Liputan6.com, California - Setelah berpuluh-puluh tahun mencari di angkasa luar, para ilmuwan kini mengklaim telah mendeteksi ikatan molekul pertama yang terbentuk di awal Alam Semesta, usai Dentuman Besar atau Big Bang.
Penemuan ion helium hidrida (HeH+) di nebula NGC 7027 mengakhiri perburuan epik para astronom untuk menemukan molekul yang sulit dipahami di antariksa.
"Kurangnya bukti tentang keberadaan helium hidrida di Alam Semesta telah mempertanyakan pemahaman kami tentang kimia di awal terbentukna Jagat Raya," kata ahli astronomi Rolf Gusten kepada ScienceAlert, yang dikutip pada Jumat (19/4/2019).
Advertisement
Baca Juga
"Pendeteksian yang dilaporkan sekarang, sudah menyelesaikan keraguan semacam itu," lanjutnya.
Begitu awal Alam Semesta mendingin usai Big Bang pada hampir 14 miliar tahun yang lalu, teori menyatakan bahwa ion-ion unsur cahaya mulai bergabung kembali satu sama lain.

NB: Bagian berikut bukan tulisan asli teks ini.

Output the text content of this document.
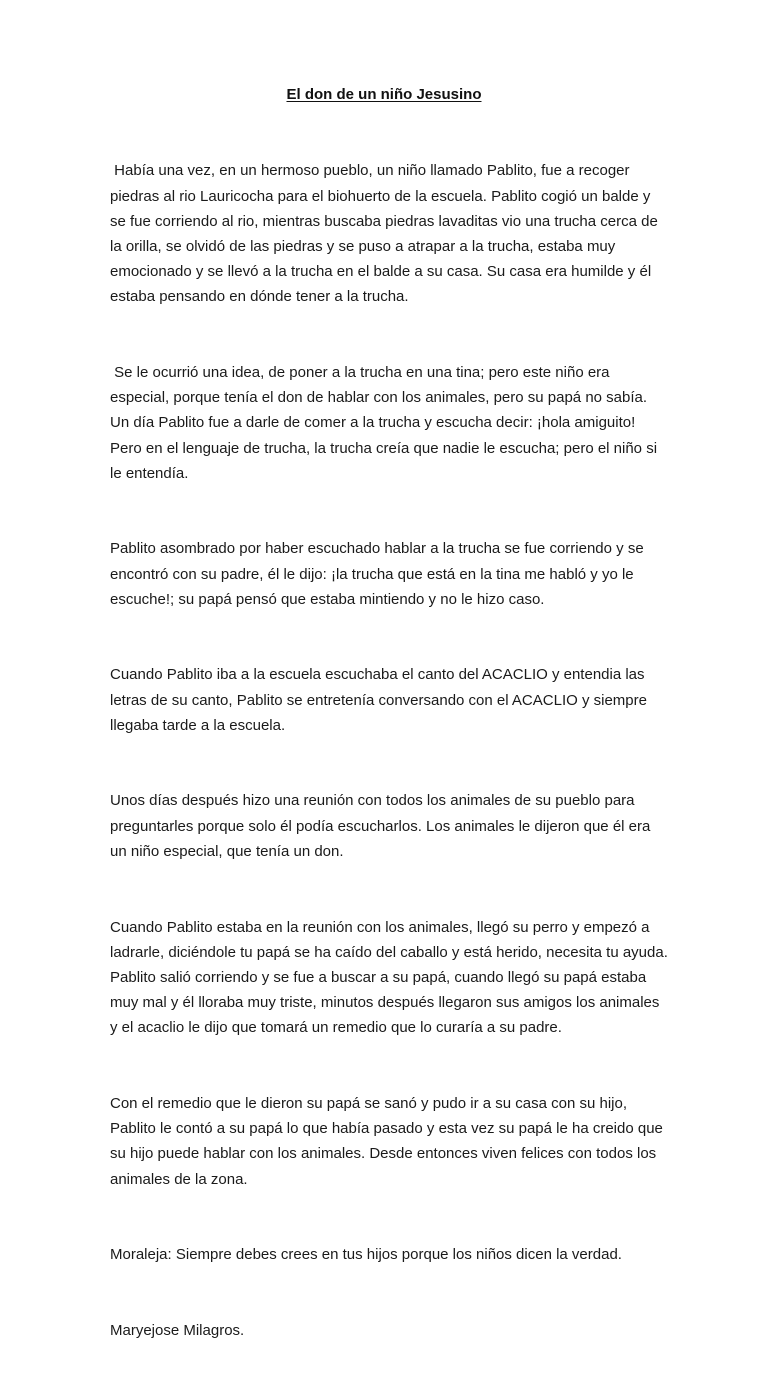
El don de un niño Jesusino

Había una vez, en un hermoso pueblo, un niño llamado Pablito, fue a recoger piedras al rio Lauricocha para el biohuerto de la escuela. Pablito cogió un balde y se fue corriendo al rio, mientras buscaba piedras lavaditas vio una trucha cerca de la orilla, se olvidó de las piedras y se puso a atrapar a la trucha, estaba muy emocionado y se llevó a la trucha en el balde a su casa. Su casa era humilde y él estaba pensando en dónde tener a la trucha.

Se le ocurrió una idea, de poner a la trucha en una tina; pero este niño era especial, porque tenía el don de hablar con los animales, pero su papá no sabía. Un día Pablito fue a darle de comer a la trucha y escucha decir: ¡hola amiguito! Pero en el lenguaje de trucha, la trucha creía que nadie le escucha; pero el niño si le entendía.

Pablito asombrado por haber escuchado hablar a la trucha se fue corriendo y se encontró con su padre, él le dijo: ¡la trucha que está en la tina me habló y yo le escuche!; su papá pensó que estaba mintiendo y no le hizo caso.

Cuando Pablito iba a la escuela escuchaba el canto del ACACLIO y entendia las letras de su canto, Pablito se entretenía conversando con el ACACLIO y siempre llegaba tarde a la escuela.

Unos días después hizo una reunión con todos los animales de su pueblo para preguntarles porque solo él podía escucharlos. Los animales le dijeron que él era un niño especial, que tenía un don.

Cuando Pablito estaba en la reunión con los animales, llegó su perro y empezó a ladrarle, diciéndole tu papá se ha caído del caballo y está herido, necesita tu ayuda. Pablito salió corriendo y se fue a buscar a su papá, cuando llegó su papá estaba muy mal y él lloraba muy triste, minutos después llegaron sus amigos los animales y el acaclio le dijo que tomará un remedio que lo curaría a su padre.

Con el remedio que le dieron su papá se sanó y pudo ir a su casa con su hijo, Pablito le contó a su papá lo que había pasado y esta vez su papá le ha creido que su hijo puede hablar con los animales. Desde entonces viven felices con todos los animales de la zona.

Moraleja: Siempre debes crees en tus hijos porque los niños dicen la verdad.

Maryejose Milagros.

"Dalam lingkungan yang bebas logam dan kepadatan rendah ini, atom-atom helium netral membentuk ikatan molekul pertama Alam Semesta dalam ion helium hidrida (HeH+), melalui hubungan radiatif dengan proton," Gusten dan rekan peneliti menjelaskan dalam sebuah makalah baru.
Cara Mendeteksi
Para ilmuwan memperkirakan HeH+ mungkin terbentuk di nebula pada tahun 1970-an, tetapi sampai sekarang mereka masih belum pernah bisa mendeteksinya.
Menurut para peneliti, hal itu disebabkan karena atmosfer Bumi pada dasarnya adalah penghalang untuk spektrometer (instrumen untuk menentukan panjang gelombang pelbagai macam sinar) yang berbasis di daratan.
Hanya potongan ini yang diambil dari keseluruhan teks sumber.